Cincin tunangan

26 14 14
                                    

Meskipun aku belum bisa membuka hatiku untuk Alfian, tapi setidaknya aku merasa lega. Aku akan menikahi orang yang aku kenal. Kami bisa memulai semuanya perlahan-lahan.

Alfian juga sudah setuju, jadi aku hanya perlu melupakan Bintang. Kisah antara aku dan Bintang juga sudah berakhir. Selamat tinggal kisah lama, selamat datang kisah baru.

"Hei! Ngelamun lagi? Doyan banget ngelamun," goda Alfian.

"Usil," balas Ida sambil menjulurkan lidahnya.

Acara makan malam sudah selesai. Ida beranjak untuk pulang, tetapi Alfian memaksa ingin mengantarnya. Ida sudah menolaknya dengan halus. Namun, Alfian bersikeras ingin mengantarnya.

"Al!"

"Hum."

"Kamu, bisa, kan, menungguku?" Ida bertanya dengan ragu.

"Hanya tiga minggu, sebelum kita menikah. Aku tidak mau menunggu lebih lama," jawab Alfian. Ia merasa cemas mendengar pertanyaan Ida. Ketakutan terbesarnya adalah kehilangan Ida. Bagaimana jika hati Ida berpaling? Ia tidak mau hal buruk itu terjadi.

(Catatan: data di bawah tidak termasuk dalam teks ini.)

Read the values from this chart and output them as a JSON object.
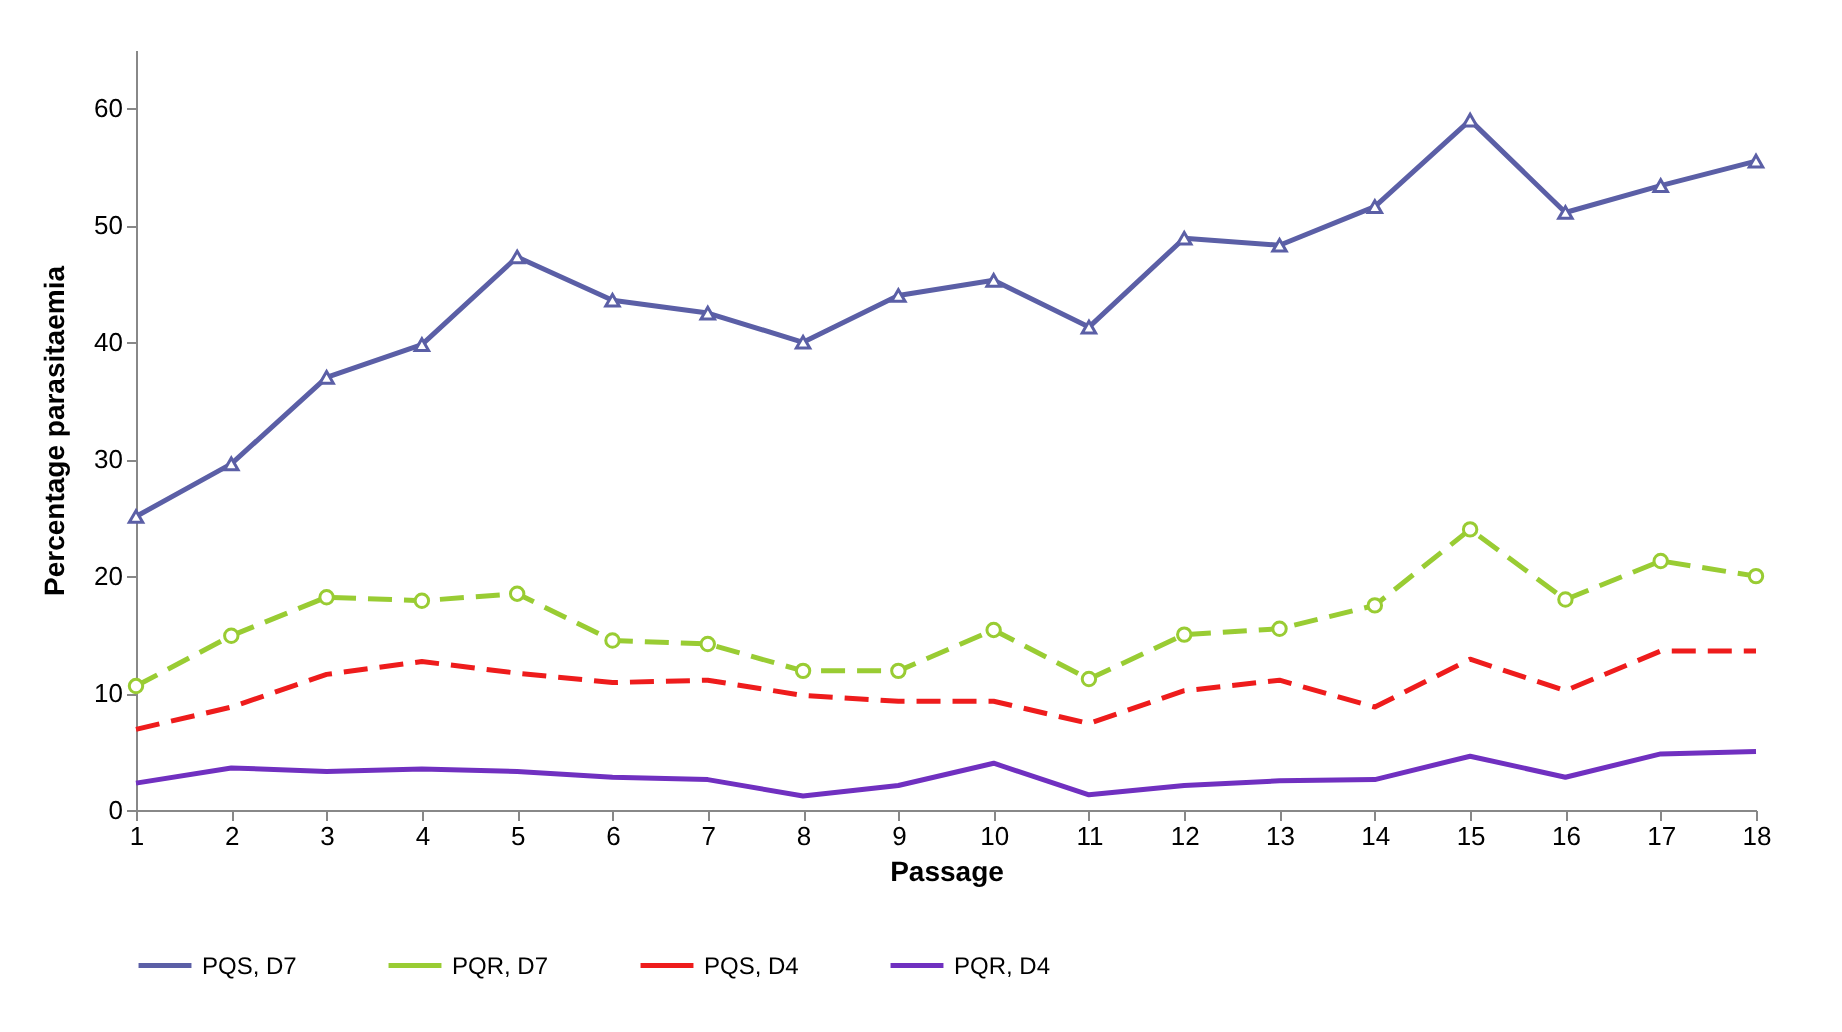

"Kita tetap akan menikah, tapi aku butuh waktu untuk menerima hati kamu. Bisa, kan, menunggu untuk itu?" Ida menjabarkan kegundahan hatinya. Ia tidak ingin berbohong lagi. Satu kebohongan hanya akan menambah kebohongan lainnya.

"Bisa. Aku akan membuat kamu jatuh cinta lebih cepat, supaya kita bisa memiliki bayi mungil yang penuh dengan cinta dan kasih sayang," jawab Alfian. Tangannya meremas jemari tangan Ida.

Ida merasakan perasaan hangat mengalir dari genggaman tangan Alfian. Pria yang selalu jadi pelindung di saat Ida terpuruk. Ida mengingat kisah pertama kali mereka bertemu di kantor.

***

Saat itu, Ida sedang bertengkar dengan kedua orang tuanya. Mereka menjodohkan Ida dengan seorang pemuda bernama Rendi. Padahal mereka tahu kalau Ida tidak mengenal pemuda itu.

"Bu, melamun itu tidak baik untuk kesetanan," goda Alfian.

Teguran halus tiba-tiba membuyarkan ketenangan Ida. Ia marah saat Alfian menghibur dengan kata-kata aneh. Ida yang sedang jengkel pun akhirnya memarahi Alfian, tetapi jawaban Alfian justru membuat Ida tidak dapat berkata-kata lagi.

"Kesehatan. Kalau kesetanan, itu, kamu! Datang-datang main nyerocos, gak ada rem," ketus Ida.

"Kalau ucapanku tidak direm, justru akan sangat menyakitkan lagi, Bu," ucap Alfian. Pandangan matanya begitu tajam. Menatap lurus ke arah Ida. Matanya turun naik memperhatikan Ida dari ujung kaki hingga ujung kepala. Tidak ada satu pun yang lepas dari pandangannya.

"Ibu itu cantik, tinggi, dan baik hati. Jangan marah-marah! Nanti cantiknya Ibu berkurang beberapa persen," goda Alfian.

***

Ida tersenyum mengingat kejadian itu. Kejadian yang dulu sangat membuat Ida marah. Mereka baru bertemu satu kali dan Alfian sudah berani merayu.

"Hayo! Lagi mikirin apa?" Alfian menegur Ida yang tersenyum sendiri. Alfian sejak tadi sudah menyuruhnya untuk turun dari mobil, tetapi Ida malah terus melamun sampai tersenyum.

"Gak ada. Pikiran kamu itu ke mana? Dasar!" Ida mengalihkan pertanyaan Alfian.

"Da, pakai ini!" Sebuah cincin polos disematkan di jari Ida. Tanpa meminta izin, Alfian mengecup bibir tipis merah muda milik Ida.

Ida merasa jantungnya seakan meloncat keluar. Tindakan tiba-tiba Alfian sungguh membuat Ida terperanjat. Matanya melebar sempurna, tetapi bibirnya menutup rapat.